Edito: Onitiana Realy à New York, Double choc des sinistrés
Le bilan du cyclone ENAWO est lourd et il n’est que provisoire. On dénombre au moins 50 morts et des milliers de blessés et de sans-abris. Autant de maisons ont été emportées par les eaux déferlantes, les écoulements de boues et les rafales de vent.Des milliers d’hectares de cultures ont été dévastées et d’innombrables têtes de bétail ont été décimées. La famine, la peste et le choléra pointent leur nez. Ce cataclysme naturel a été un premier choc pour les sinistrés. Le second choc vient du fait que les secours de la part des autorités malgaches ont tardé à venir. Comment pourrait-il être autrement quand on sait qu’Onitiana Realy, Ministre de la Population, de la Protection Sociale et de la Promotion de la Femme, était à New York ? On veut bien croire qu’elle s’est rendue là-bas pour une mission d’Etat de la plus haute importance mais qu’on nous explique en quoi son voyage était plus urgent que la vie de milliers de sinistrés désœuvrés. Son sens des priorités est discutable. La présence d’Onitiana Realy était indispensable à Madagascar mais non pas aux Etats-Unis. Elle aurait pu déléguer sa mission à l’étranger à son Secrétaire Général ou à un directeur mais elle a préféré s’y rendre personnellement. Est-elle partie à l’autre bout du monde pour fuir la réalité de son pays ou bien pour éviter que ses larmes torrentielles n’aggravent les inondations ? Avec désinvolture, elle a imposé à ses compatriotes dans l’extrême détresse, l’expression cruelle « miandry fa gasy » (littéralement tu attends car tu es malgache).

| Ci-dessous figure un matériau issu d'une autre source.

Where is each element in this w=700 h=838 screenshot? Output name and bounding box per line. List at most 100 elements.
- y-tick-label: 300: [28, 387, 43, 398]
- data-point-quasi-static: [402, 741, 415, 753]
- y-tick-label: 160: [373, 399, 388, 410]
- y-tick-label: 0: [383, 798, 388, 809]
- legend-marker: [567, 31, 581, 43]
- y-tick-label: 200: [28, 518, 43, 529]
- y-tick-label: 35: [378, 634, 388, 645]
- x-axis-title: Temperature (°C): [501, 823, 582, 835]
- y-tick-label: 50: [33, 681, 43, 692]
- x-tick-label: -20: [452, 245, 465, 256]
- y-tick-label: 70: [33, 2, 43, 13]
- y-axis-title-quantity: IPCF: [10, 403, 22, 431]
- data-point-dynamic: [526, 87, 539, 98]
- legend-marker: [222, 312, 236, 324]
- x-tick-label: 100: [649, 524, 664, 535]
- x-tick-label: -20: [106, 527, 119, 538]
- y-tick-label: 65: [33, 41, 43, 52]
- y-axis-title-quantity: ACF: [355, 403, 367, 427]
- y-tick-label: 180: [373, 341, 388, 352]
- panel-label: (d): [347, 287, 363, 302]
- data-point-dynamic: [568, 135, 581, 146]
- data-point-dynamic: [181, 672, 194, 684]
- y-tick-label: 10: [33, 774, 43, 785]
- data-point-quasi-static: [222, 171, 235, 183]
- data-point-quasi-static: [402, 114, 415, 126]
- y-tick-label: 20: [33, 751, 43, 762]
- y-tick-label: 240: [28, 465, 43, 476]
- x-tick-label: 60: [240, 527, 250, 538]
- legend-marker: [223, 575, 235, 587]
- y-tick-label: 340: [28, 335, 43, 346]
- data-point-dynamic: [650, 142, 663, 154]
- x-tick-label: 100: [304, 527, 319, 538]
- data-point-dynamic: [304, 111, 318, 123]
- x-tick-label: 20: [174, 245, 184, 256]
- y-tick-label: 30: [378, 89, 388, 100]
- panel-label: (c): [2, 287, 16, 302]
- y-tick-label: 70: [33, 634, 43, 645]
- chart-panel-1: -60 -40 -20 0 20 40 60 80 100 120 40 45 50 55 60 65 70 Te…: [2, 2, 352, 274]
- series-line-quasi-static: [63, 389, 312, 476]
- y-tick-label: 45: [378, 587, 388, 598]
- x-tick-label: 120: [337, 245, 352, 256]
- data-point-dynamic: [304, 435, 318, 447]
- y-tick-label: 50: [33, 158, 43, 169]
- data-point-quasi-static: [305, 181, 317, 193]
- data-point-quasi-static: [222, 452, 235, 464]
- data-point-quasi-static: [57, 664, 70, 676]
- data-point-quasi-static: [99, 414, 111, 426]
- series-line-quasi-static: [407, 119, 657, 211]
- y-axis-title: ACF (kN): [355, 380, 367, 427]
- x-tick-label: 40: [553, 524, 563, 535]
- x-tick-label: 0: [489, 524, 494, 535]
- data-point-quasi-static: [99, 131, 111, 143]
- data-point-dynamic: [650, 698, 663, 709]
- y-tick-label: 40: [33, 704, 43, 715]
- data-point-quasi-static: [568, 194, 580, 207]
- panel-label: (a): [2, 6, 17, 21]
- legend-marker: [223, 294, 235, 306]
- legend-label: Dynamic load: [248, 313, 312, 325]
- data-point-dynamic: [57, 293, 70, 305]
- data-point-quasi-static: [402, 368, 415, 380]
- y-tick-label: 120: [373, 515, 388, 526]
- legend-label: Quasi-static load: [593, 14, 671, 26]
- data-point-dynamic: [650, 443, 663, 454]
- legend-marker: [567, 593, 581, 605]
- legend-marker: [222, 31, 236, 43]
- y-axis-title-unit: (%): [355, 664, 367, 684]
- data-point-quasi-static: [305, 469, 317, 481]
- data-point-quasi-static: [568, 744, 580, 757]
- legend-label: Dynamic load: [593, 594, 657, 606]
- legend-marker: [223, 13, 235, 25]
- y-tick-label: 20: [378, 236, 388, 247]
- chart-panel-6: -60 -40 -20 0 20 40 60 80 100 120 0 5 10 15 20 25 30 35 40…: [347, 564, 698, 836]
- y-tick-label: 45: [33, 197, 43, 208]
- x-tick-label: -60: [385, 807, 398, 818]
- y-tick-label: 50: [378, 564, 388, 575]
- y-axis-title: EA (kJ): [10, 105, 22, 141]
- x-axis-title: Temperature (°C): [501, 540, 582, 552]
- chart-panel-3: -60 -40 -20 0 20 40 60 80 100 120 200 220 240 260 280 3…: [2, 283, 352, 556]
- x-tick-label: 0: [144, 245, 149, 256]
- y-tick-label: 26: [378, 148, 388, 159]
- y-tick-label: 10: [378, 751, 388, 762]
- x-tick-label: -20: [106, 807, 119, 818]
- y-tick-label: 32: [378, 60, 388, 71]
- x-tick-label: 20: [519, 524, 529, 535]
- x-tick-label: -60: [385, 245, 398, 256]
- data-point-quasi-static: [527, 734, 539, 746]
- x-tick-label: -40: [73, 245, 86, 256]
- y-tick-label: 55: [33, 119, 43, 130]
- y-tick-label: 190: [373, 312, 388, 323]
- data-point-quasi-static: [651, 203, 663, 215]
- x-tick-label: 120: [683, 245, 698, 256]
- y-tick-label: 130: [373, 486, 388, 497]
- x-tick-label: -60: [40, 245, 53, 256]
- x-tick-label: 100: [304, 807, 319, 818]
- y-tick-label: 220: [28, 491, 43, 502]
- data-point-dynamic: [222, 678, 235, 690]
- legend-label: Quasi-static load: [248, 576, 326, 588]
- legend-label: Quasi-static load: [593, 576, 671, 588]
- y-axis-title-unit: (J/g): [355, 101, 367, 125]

Lors d’un désastre humanitaire, un ministre en charge de la Population doit être sur le terrain, être aux chevets des sinistrés, appeler les hôpitaux, superviser la coordination des secours, suivre la situation d’heure en heure et communiquer sans cesse. Bref, un ministre en charge de la Population doit être à la hauteur de la situation, surtout en cas de coup dur et même avec des moyens dérisoires, à la manière de la regrettée Feue Nadine Ramaroson. En quoi Onitiana Realy est-elle utile à son poste ministériel si elle ne sait ni prendre des responsabilités, ni les déléguer ? On sait bien qu’à Madagascar, lorsqu’un ministre quitte le territoire, plus personne n’ose prendre des décisions. Dans son ancienne vie de journaliste, Onitiana Realy était prompte à dénoncer les agissements irresponsables des personnalités politiques, lors de ses émissions télévisées. Aujourd’hui, elle n’a aucun scrupule à reproduire le même schéma odieux et honteux. En tant que journaliste, elle remplissait son devoir d’informer. A présent qu’elle est ministre, elle n’accomplit pas son devoir de servir son peuple.